Speaker
Description
Despite long efforts on experimental and theoretical studies of nuclear reactions, it is still not possible to predict the cross sections of most reactions from the first principles, and therefore accurate measurements are still necessary in order to improve evaluated nuclear data files and to benchmark nuclear model codes. In particular, studies of neutron-induced reactions in medium-energy range are demanded by both fundamental research and applications.
Neutron-induced fission cross sections of $^{235}$U and $^{238}$U are widely used as standards for monitoring of neutron beams and fields. Nevertheless, there are few measurements above 20 MeV at an absolute scale, i.e., versus the H(n,n) scattering cross section, which is regarded as the primary neutron standard. Taking advantage of the high-intense white neutron beam under construction at the NFS (Neutrons For Science) facility at GANIL, we will measure the $^{235}$U and $^{238}$U fission cross sections relative to each other and to H(n,n) in a continuous energy range, from 1 to 40 MeV, and in a single measurement, thus canceling out systematic effects due to variations in the beam characteristics. Angular distributions of fission fragments, of interest for studying the states of the fissioning nuclei, will be also measured.

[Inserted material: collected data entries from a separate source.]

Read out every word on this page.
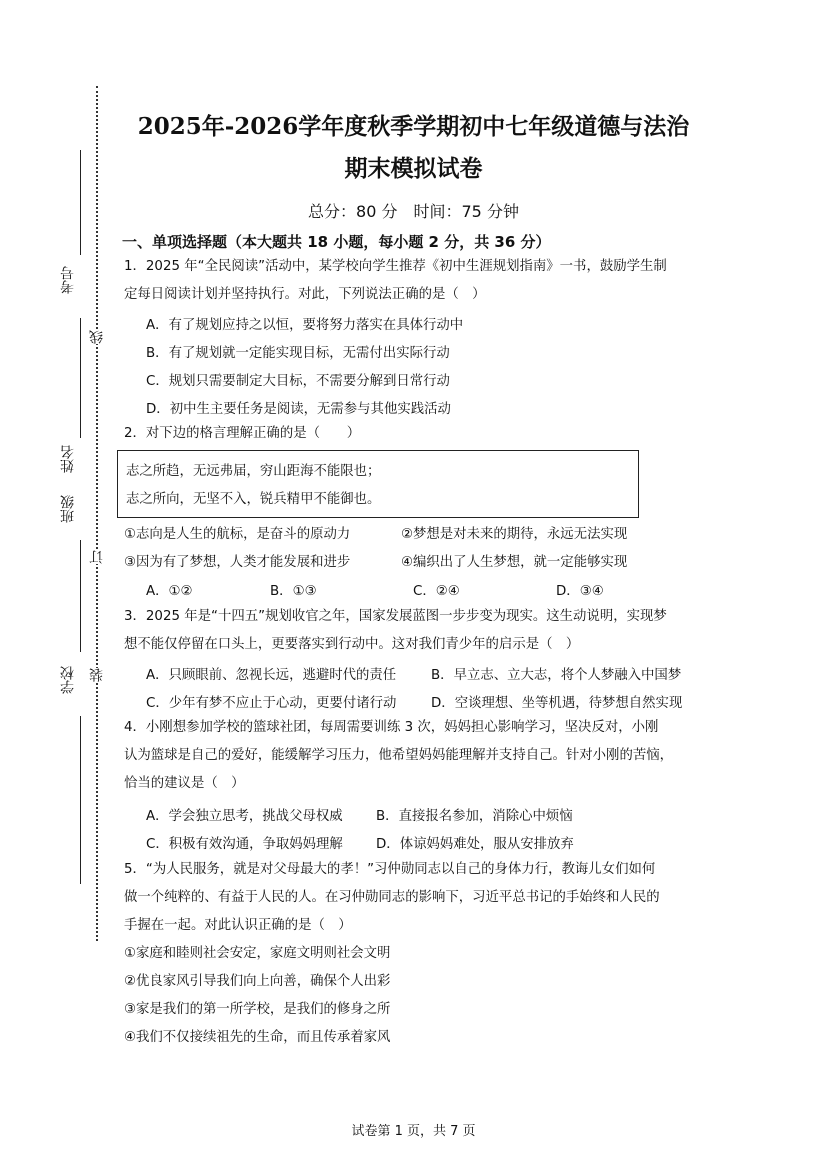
考号
姓名
班级
学校
线
订
装
2025年-2026学年度秋季学期初中七年级道德与法治
期末模拟试卷
总分：80 分　时间：75 分钟
一、单项选择题（本大题共 18 小题，每小题 2 分，共 36 分）
1．2025 年“全民阅读”活动中，某学校向学生推荐《初中生涯规划指南》一书，鼓励学生制
定每日阅读计划并坚持执行。对此，下列说法正确的是（　）
A．有了规划应持之以恒，要将努力落实在具体行动中
B．有了规划就一定能实现目标，无需付出实际行动
C．规划只需要制定大目标，不需要分解到日常行动
D．初中生主要任务是阅读，无需参与其他实践活动
2．对下边的格言理解正确的是（　　）
志之所趋，无远弗届，穷山距海不能限也；
志之所向，无坚不入，锐兵精甲不能御也。
①志向是人生的航标，是奋斗的原动力	②梦想是对未来的期待，永远无法实现
③因为有了梦想，人类才能发展和进步	④编织出了人生梦想，就一定能够实现
A．①②	B．①③	C．②④	D．③④
3．2025 年是“十四五”规划收官之年，国家发展蓝图一步步变为现实。这生动说明，实现梦
想不能仅停留在口头上，更要落实到行动中。这对我们青少年的启示是（　）
A．只顾眼前、忽视长远，逃避时代的责任	B．早立志、立大志，将个人梦融入中国梦
C．少年有梦不应止于心动，更要付诸行动	D．空谈理想、坐等机遇，待梦想自然实现
4．小刚想参加学校的篮球社团，每周需要训练 3 次，妈妈担心影响学习，坚决反对，小刚
认为篮球是自己的爱好，能缓解学习压力，他希望妈妈能理解并支持自己。针对小刚的苦恼，
恰当的建议是（　）
A．学会独立思考，挑战父母权威 B．直接报名参加，消除心中烦恼
C．积极有效沟通，争取妈妈理解 D．体谅妈妈难处，服从安排放弃
5．“为人民服务，就是对父母最大的孝！”习仲勋同志以自己的身体力行，教诲儿女们如何
做一个纯粹的、有益于人民的人。在习仲勋同志的影响下，习近平总书记的手始终和人民的
手握在一起。对此认识正确的是（　）
①家庭和睦则社会安定，家庭文明则社会文明
②优良家风引导我们向上向善，确保个人出彩
③家是我们的第一所学校，是我们的修身之所
④我们不仅接续祖先的生命，而且传承着家风
试卷第 1 页，共 7 页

An upgraded version of the Medley setup will be used. It consisted originally of eight $\Delta$E-$\Delta$E-E telescopes, each composed of two Si detectors and one CsI(Tl) crystal, to detect and identify light ions. The new version will also include PPACs (Parallel Plate Avalanche Counter). Each PPAC will produce a fast signal when detecting a fission fragment, before its arrival to a front Si detector in a telescope. The energy of the incident neutron will be measured by the time-of-flight technique.
The first prototypes of the PPACs to be used at NFS have already been built in Uppsala and are being characterized using alpha decay and fission events from a $^{252}$Cf sample. During this talk, the status of the whole project will be shown, and the latest available results on PPAC characterization will be discussed.